Today I checked her phone bills and came to the wrong conclusion. I told her what I thought and now I have lost her :(

Enduronman
12-11-2013, 05:34 AM
Dude...
Now, after I thought we had all this shit straightened out and you were going to lay off the hammering and nagging, yes...you f**ked this one all up. Mistrust, distrust, insecurity, doubt,..cmon man.

hopingthishelps
12-11-2013, 06:36 AM
i wasn't strong enough .. i hate myself even more now .. so sad .. she is so lovely .. now she hates me .. she has asked me to leave her alone and never see her again .. i just hope that in time she could forgive my bad behaviour .. i think I have pushed too much now.. where do i go from here?

hopingthishelps
12-11-2013, 06:38 AM
i have my heart on my sleeve, I am the first to accept my faults .. I have been having cognitive therapy for over 6 months, various prescriptions from the doctor. even tried talking to a priest .. perhaps I will be like this forever and never to be able to trust.
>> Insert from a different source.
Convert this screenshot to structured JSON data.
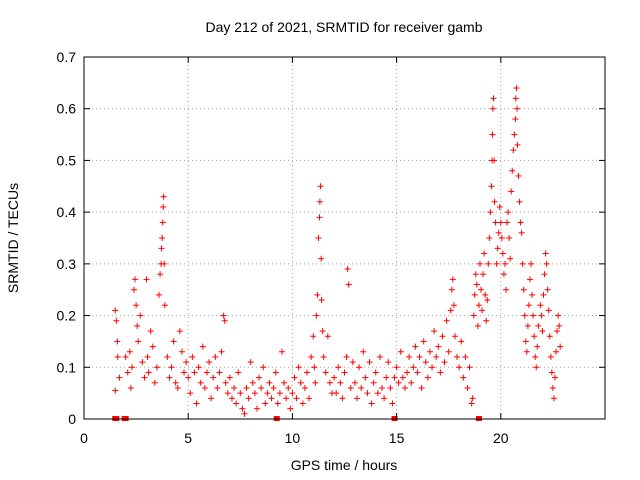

I'm a good person with a good heart and I just don't know why I am having to live like this … its horrible .. i'm just in shock now .. feel nothing

Enduronman
12-11-2013, 06:45 AM
Shit!!!
You have got to get her into your therapy session asap! Not meet up before, have her meet you there and tell your therapist what YOU did...Then, get on your friggin knees in front of them both and admit this failure, take all the blame, and ask her for forgiveness....Don't demand an answer right there from her! Just do it and let her get up, and walk out of the room and complete your session. Then, she'll come back within the next day but do NOT beg, push, force her dude!!! No text, calls, letters, knocking on the door, stalkiing, singing with a f**kin guitar, none of that...just do this....And accept that this next shot, is all you get man.

You got this.

hopingthishelps
12-11-2013, 07:04 AM
i have told her I won't contact her again .. i asked her to please just meet me at the therapy session on Saturday morning…. what a fool …. but there will be no texts, calls, stalking etc … i gotta sit with this now .. my wrong .. my fault

Enduronman
12-11-2013, 07:08 AM
Exactly friend. Yes, have (allow) her to get in there FIRST and then you come in a little late like 5 mins...not you sitting in there waiting on her. IMPORTANT. The focus will be on you. Get it?....It'll be ok man, just lighten up because you MUST.
NO CONTACT.
I know that'll be tough, but you have to do that part too...
Trust me on this one bruh.....
We cool? Understand?

E-Man.

hopingthishelps
12-11-2013, 07:11 AM
thanks you so much .. your the only person I have to talk with who understands .. i just hope she will come .. i left it that I won't contact her, and she knows where my therapist is and at what time .. fingers crossed she will come .. i guess if she doesn't want to, I will have to accept that its over.